出遅れていた、というよりも計画的な復帰だった。1月に右ひざを負傷。無理もできたが、新型コロナウイルス感染拡大で開幕が1カ月延期になったことで、手術に踏み切った。
昨春以来の公式戦となった復帰戦は、リコーの当たりの強さに想像以上に苦しめられて20-19。残り11分、逆転PGで辛くも勝利をつかんだ。

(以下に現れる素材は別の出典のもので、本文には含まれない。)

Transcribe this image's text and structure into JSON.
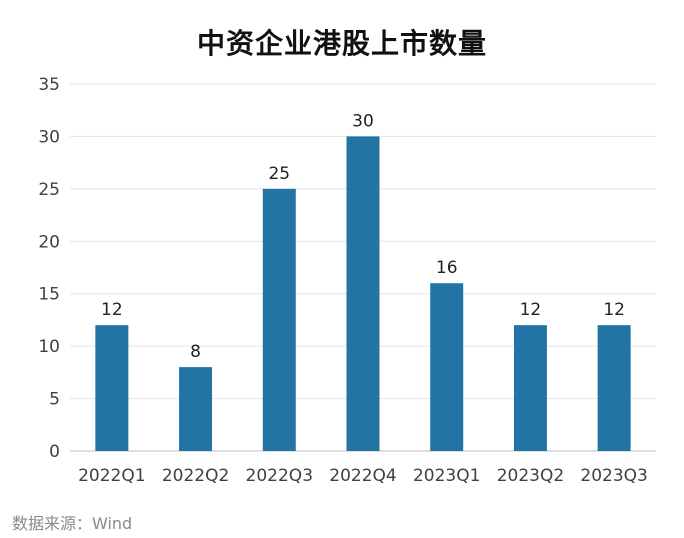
{
  "chart_data": {
    "type": "bar",
    "title": "中资企业港股上市数量",
    "categories": [
      "2022Q1",
      "2022Q2",
      "2022Q3",
      "2022Q4",
      "2023Q1",
      "2023Q2",
      "2023Q3"
    ],
    "values": [
      12,
      8,
      25,
      30,
      16,
      12,
      12
    ],
    "data_labels": [
      "12",
      "8",
      "25",
      "30",
      "16",
      "12",
      "12"
    ],
    "y_ticks": [
      "0",
      "5",
      "10",
      "15",
      "20",
      "25",
      "30",
      "35"
    ],
    "ylim": [
      0,
      35
    ],
    "xlabel": "",
    "ylabel": "",
    "grid": true,
    "legend": "none",
    "bar_color": "#2274a5"
  },
  "source": "数据来源：Wind"
}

個人としてもチームとしても反省点が残ったものの、攻めて攻めて攻め続けるスタイルが変わることはない。
「神戸にしかできないことがある。いくら分析をされても止められない自信がある。分かっていても止められないラグビーをしたいというのが、チーム全体の共通認識。グラウンドのどこかにスペースが必ずある」
FWがショートパスで崩す。ほころびを埋めようと相手の誰かが動けば、別の場所にスペースが生まれる。高度な技術に裏打ちされたシンプルな構造で、赤いジャージーは圧倒的な攻撃力を見せてきた。
この先待ち受けるヤマハ発動機、パナソニック、NTTドコモ、そしてリーグ戦の後に行われるプレーオフでも、スペースというスペースを狙って神戸製鋼の選手たちは次々と走り込んでくるだろう。誰かが抜けたとき、その隣を必ず、日和佐が走っている。